Verify that the Cassandra snapshots are automatically backed up in
/var/backups/cassandra/. Otherwise, manually back them up in
/var/lib/cassandra/data.
Clear the Cassandra snapshots. For example:
doctrail controller nodetool -h localhost -p 7198 clearsnapshot
nodetool -h localhost -p 7198 clearsnapshot
If clearing of snapshots does not resolve the issue, increase the
scrape_interval and scrape_timeout values for
jmx_cassandra_exporter:
Open your Git project repository with the Reclass model on the cluster level.
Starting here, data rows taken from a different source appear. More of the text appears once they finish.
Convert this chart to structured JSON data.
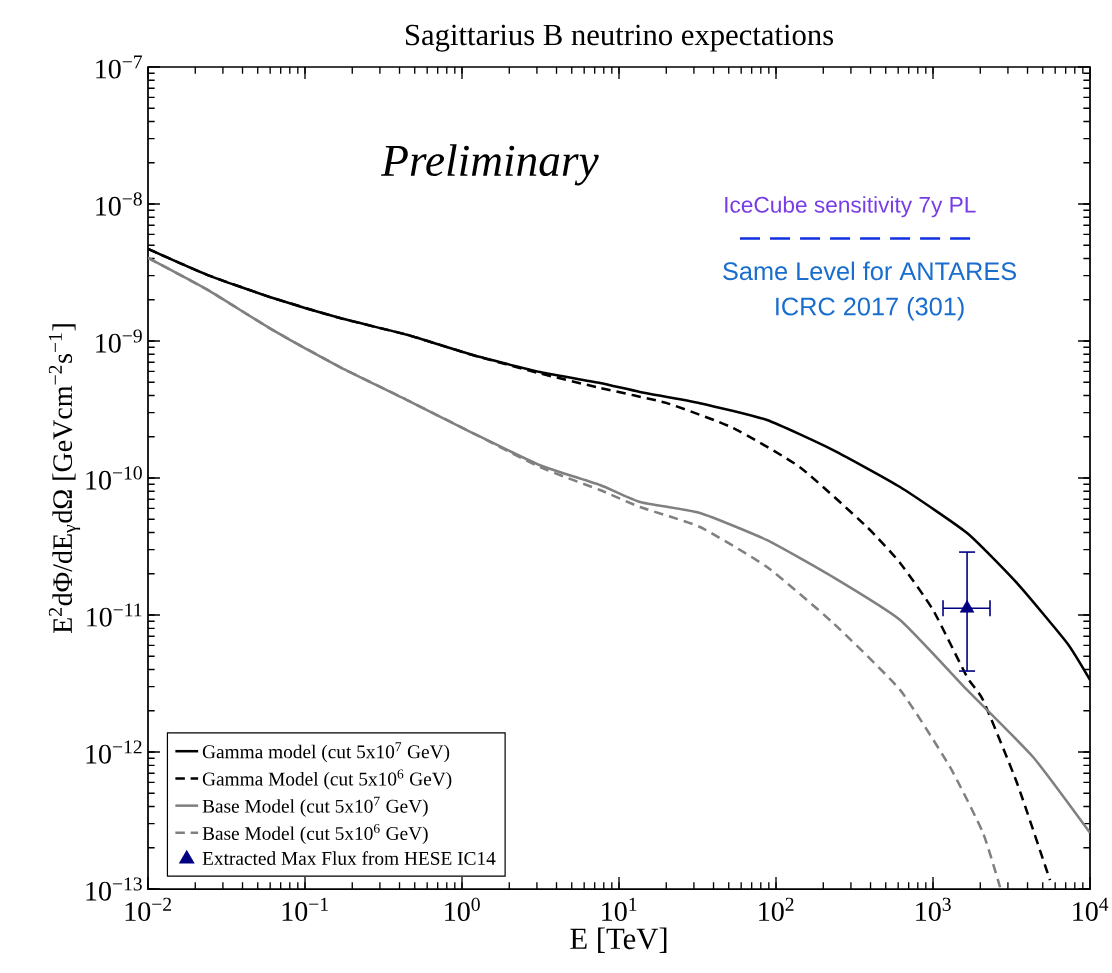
{
  "chart_data": {
    "type": "line",
    "title": "Sagittarius B neutrino expectations",
    "xlabel": "E [TeV]",
    "ylabel": "E$^{2}$dΦ/dE$_{γ}$dΩ [GeVcm$^{−2}$s$^{−1}$]",
    "log": "xy",
    "xlim": [
      0.01,
      10000
    ],
    "ylim": [
      1e-13,
      1e-07
    ],
    "xticks": [
      {
        "value": 0.01,
        "label": "10$^{−2}$"
      },
      {
        "value": 0.1,
        "label": "10$^{−1}$"
      },
      {
        "value": 1,
        "label": "10$^{0}$"
      },
      {
        "value": 10,
        "label": "10$^{1}$"
      },
      {
        "value": 100,
        "label": "10$^{2}$"
      },
      {
        "value": 1000,
        "label": "10$^{3}$"
      },
      {
        "value": 10000,
        "label": "10$^{4}$"
      }
    ],
    "yticks": [
      {
        "value": 1e-13,
        "label": "10$^{−13}$"
      },
      {
        "value": 1e-12,
        "label": "10$^{−12}$"
      },
      {
        "value": 1e-11,
        "label": "10$^{−11}$"
      },
      {
        "value": 1e-10,
        "label": "10$^{−10}$"
      },
      {
        "value": 1e-09,
        "label": "10$^{−9}$"
      },
      {
        "value": 1e-08,
        "label": "10$^{−8}$"
      },
      {
        "value": 1e-07,
        "label": "10$^{−7}$"
      }
    ],
    "legend": "bottom left",
    "series": [
      {
        "name": "Gamma model (cut 5x10$^{7}$ GeV)",
        "type": "line",
        "color": "#000000",
        "line_style": "solid",
        "x": [
          0.01,
          0.024,
          0.0625,
          0.167,
          0.447,
          1.17,
          3.14,
          7.57,
          13.6,
          32.8,
          87.7,
          231,
          617,
          1648,
          3428,
          7145,
          10000
        ],
        "values": [
          4.7e-09,
          3.03e-09,
          2.06e-09,
          1.47e-09,
          1.11e-09,
          7.9e-10,
          5.94e-10,
          4.94e-10,
          4.25e-10,
          3.52e-10,
          2.65e-10,
          1.6e-10,
          8.6e-11,
          3.97e-11,
          1.71e-11,
          6.25e-12,
          3.36e-12
        ]
      },
      {
        "name": "Gamma Model (cut 5x10$^{6}$ GeV)",
        "type": "line",
        "color": "#000000",
        "line_style": "dashed",
        "x": [
          0.01,
          0.024,
          0.0625,
          0.167,
          0.447,
          1.17,
          3.14,
          7.57,
          20.2,
          53.2,
          142,
          380,
          617,
          1000,
          1648,
          2082,
          3428,
          5563
        ],
        "values": [
          4.7e-09,
          3.03e-09,
          2.06e-09,
          1.47e-09,
          1.11e-09,
          7.9e-10,
          5.8e-10,
          4.54e-10,
          3.52e-10,
          2.32e-10,
          1.2e-10,
          4.39e-11,
          2.4e-11,
          1.09e-11,
          3.53e-12,
          2.4e-12,
          5.94e-13,
          1.16e-13
        ]
      },
      {
        "name": "Base Model (cut 5x10$^{7}$ GeV)",
        "type": "line",
        "color": "#808080",
        "line_style": "solid",
        "x": [
          0.01,
          0.024,
          0.0625,
          0.167,
          0.447,
          1.17,
          3.14,
          7.57,
          13.6,
          32.8,
          87.7,
          231,
          617,
          1648,
          4337,
          10000
        ],
        "values": [
          4.04e-09,
          2.36e-09,
          1.2e-09,
          6.46e-10,
          3.71e-10,
          2.13e-10,
          1.24e-10,
          8.89e-11,
          6.68e-11,
          5.56e-11,
          3.52e-11,
          1.89e-11,
          9.2e-12,
          2.84e-12,
          9.2e-13,
          2.57e-13
        ]
      },
      {
        "name": "Base Model (cut 5x10$^{6}$ GeV)",
        "type": "line",
        "color": "#808080",
        "line_style": "dashed",
        "x": [
          0.01,
          0.024,
          0.0625,
          0.167,
          0.447,
          1.17,
          3.14,
          7.57,
          13.6,
          32.8,
          87.7,
          231,
          617,
          1282,
          2082,
          2673
        ],
        "values": [
          4.04e-09,
          2.36e-09,
          1.2e-09,
          6.46e-10,
          3.71e-10,
          2.13e-10,
          1.2e-10,
          8.17e-11,
          6.14e-11,
          4.39e-11,
          2.24e-11,
          8.75e-12,
          2.84e-12,
          7.78e-13,
          2.57e-13,
          1.03e-13
        ]
      },
      {
        "name": "Extracted Max Flux from HESE IC14",
        "type": "scatter",
        "color": "#000080",
        "marker": "triangle",
        "x": [
          1648
        ],
        "values": [
          1.12e-11
        ],
        "errors": [
          [
            3.9e-12,
            2.88e-11
          ]
        ],
        "xerrors": [
          [
            1158,
            2307
          ]
        ]
      },
      {
        "type": "line",
        "color": "#1030e0",
        "line_style": "dashed",
        "x": [
          59,
          1723
        ],
        "values": [
          5.6e-09,
          5.6e-09
        ]
      }
    ],
    "annotations": [
      "Preliminary",
      "IceCube sensitivity 7y PL",
      "Same Level for ANTARES",
      "ICRC 2017 (301)"
    ]
  }
}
In cluster/<cluster_name>/stacklight/server.yml,
modify the scrape parameters. For example:
prometheus:
server:
target:
static:
jmx_cassandra_exporter:
scheme: http
metrics_path: /metrics
honor_labels: False
scrape_interval: 60s
scrape_timeout: 60s
Log in to the Salt Master node.
Apply the changes to the Reclass model:
salt 'cfg01*' state.apply reclass.storage
salt '*' saltutil.sync_all
Apply the following state:
salt -C 'I@prometheus:server' state.sls prometheus
Connect to Grafana as described in Connect to Grafana.
Navigate to the Cassandra dashboard.
Verify that the rate_interval value is more than 1m.